Many poets, including myself, struggle to find inspiration. What kinds of situations produce the best poems? Are there certain topics that are naturally more poetic than others? What conditions are best for writing poetry?

As I explain below: the answers to such questions might be more complex, and more simple, than you might think.

Finding Your “Triggering Town”

In his book, The Triggering Town: Lectures and Essays on Poetry and Writing, Richard Hugo writes that a poem actually has two different subjects:

  1. The triggering subject
  2. The actual subject

The trick, he says, is realizing that the subject that inspires you to write a poem is not the actual subject of your poem. The actual subject of your poem is the one that develops as you write the poem.

Both are important, however. In his own work, for instance, small towns often triggered poems for him, so he kept lists of all the small towns he passed through. These towns weren’t the be-all-end-all of his work, however. His work, as anyone who has read him will know, ranges from themes as broad as death, betrayal, lust, and the desperation of small town life.

Below I present 3 poetry writing tips for finding your own personal triggering towns.

Tip #1: Discover Your Triggers

Writing poetry is a mysterious process. You never know when inspiration will strike. When it does, however, you should pay attention to where it comes from. In my own work, landscapes play a big role. My notes about possible poems often feature some kind of landscape imagery: a mountain range, the name of an odd geological formation, even an old nature photograph I’ve found.

I take these notes not because they will all turn into poems, but because I’m trying to cultivate the conditions that tend to inspire the best poems for me. These triggering subjects are unique to everyone, however. Perhaps it’s music that inspires you to write or lines from novels or doing the laundry. The point is to pay attention to inspiration when it strikes so that you never miss a trigger.

Tip #2: Create Rules for Good Poetry

Another suggestion Hugo makes is to create a list of rules for writing good poems. You can start by looking at all your favorite poems: what do they have in common? What conventions do they follow? Then you can create your own list of conventions.

Hugo warns that this list should be arbitrary, however: if you set out to write a good poem, you will fail, because you won’t be discovering the poem as you write it. The should be quirky. One of his most well-publicized rules, for instance, was never to use semi-colons, because “they’re ugly.”

Should no one use semi-colons in poetry? That’s silly. But Hugo’s rule was never to use them. These idiosyncratic rules are what make a poet’s work unique and interesting. They are the quirks that keep readers coming back for more.

Tip #3: Let the Language Lead You

Hugo also says that the language of a poem will lead you to the poem’s actual subject. I have found this to be true in my own work. Many times when I am struggling to get a poem from started to written to finished, I ask myself where the language of the poem wants to go next.

Phillip Levine likened this surprising quality of poetry to syncopation in jazz: each line is a surprise to the reader.
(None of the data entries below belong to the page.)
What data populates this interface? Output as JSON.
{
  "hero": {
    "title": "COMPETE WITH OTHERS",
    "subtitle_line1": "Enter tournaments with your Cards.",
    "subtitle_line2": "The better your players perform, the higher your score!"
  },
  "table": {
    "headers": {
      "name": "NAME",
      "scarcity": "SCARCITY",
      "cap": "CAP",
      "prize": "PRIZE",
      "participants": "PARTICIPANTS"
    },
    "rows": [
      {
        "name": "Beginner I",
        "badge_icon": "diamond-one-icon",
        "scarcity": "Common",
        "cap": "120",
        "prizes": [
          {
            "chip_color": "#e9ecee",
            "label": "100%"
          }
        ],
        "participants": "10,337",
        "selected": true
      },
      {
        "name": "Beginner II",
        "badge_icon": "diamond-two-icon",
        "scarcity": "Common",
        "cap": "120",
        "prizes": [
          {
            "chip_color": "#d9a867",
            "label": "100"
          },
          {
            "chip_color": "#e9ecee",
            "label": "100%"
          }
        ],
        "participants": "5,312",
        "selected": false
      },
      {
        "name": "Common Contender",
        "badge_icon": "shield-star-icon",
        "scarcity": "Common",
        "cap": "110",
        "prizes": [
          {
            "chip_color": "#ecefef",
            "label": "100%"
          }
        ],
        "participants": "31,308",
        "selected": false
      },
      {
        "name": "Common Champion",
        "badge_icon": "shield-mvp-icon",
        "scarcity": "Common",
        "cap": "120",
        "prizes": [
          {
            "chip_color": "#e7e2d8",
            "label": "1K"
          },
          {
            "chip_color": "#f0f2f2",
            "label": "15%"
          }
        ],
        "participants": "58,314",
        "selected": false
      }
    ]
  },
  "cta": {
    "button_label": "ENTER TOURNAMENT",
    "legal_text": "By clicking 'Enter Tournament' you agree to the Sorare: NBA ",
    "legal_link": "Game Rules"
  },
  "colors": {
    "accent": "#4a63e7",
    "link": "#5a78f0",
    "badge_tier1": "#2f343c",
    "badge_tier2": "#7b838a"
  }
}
It’s something unexpected. Each line is a new twist on the central theme of the poem.

I’ve even gotten to the point after years and years of practicing syncopation as I write, that when I find myself writing in too much of a linear, logical fashion, I will often insert a space between the most recent line I’ve written and the lines before it. In this space, I try to write something surprising, even to me. I carry on with this process, trying to surprise myself and take the poem in new directions, until I feel it’s finished, until I feel like it’s gone all the places it can

Mostly: Write

Hugo was also a firm believer in the power of writing. He believed poets basically write the same poem over and over again and simply try to make it better each time. Some poets make it a habit to write every single day. I’ve never been that regimented. Well, I have for brief periods, but I’ve found that those periods didn’t produce my best work.

The point is to develop a regular writing ritual. Because poetry is not my day job, I write a lot on weekends. During the week I write down any notes that come to mind, but don’t really focus on developing actual poems until I get a block of time, typically on a Saturday or Sunday.

You need to figure out what works best for you. Whatever it is, try to refine it without squelching it. Inspiration is a living, breathing process. Too much structure and you’ll kill it. No commitment and it will die on the vine.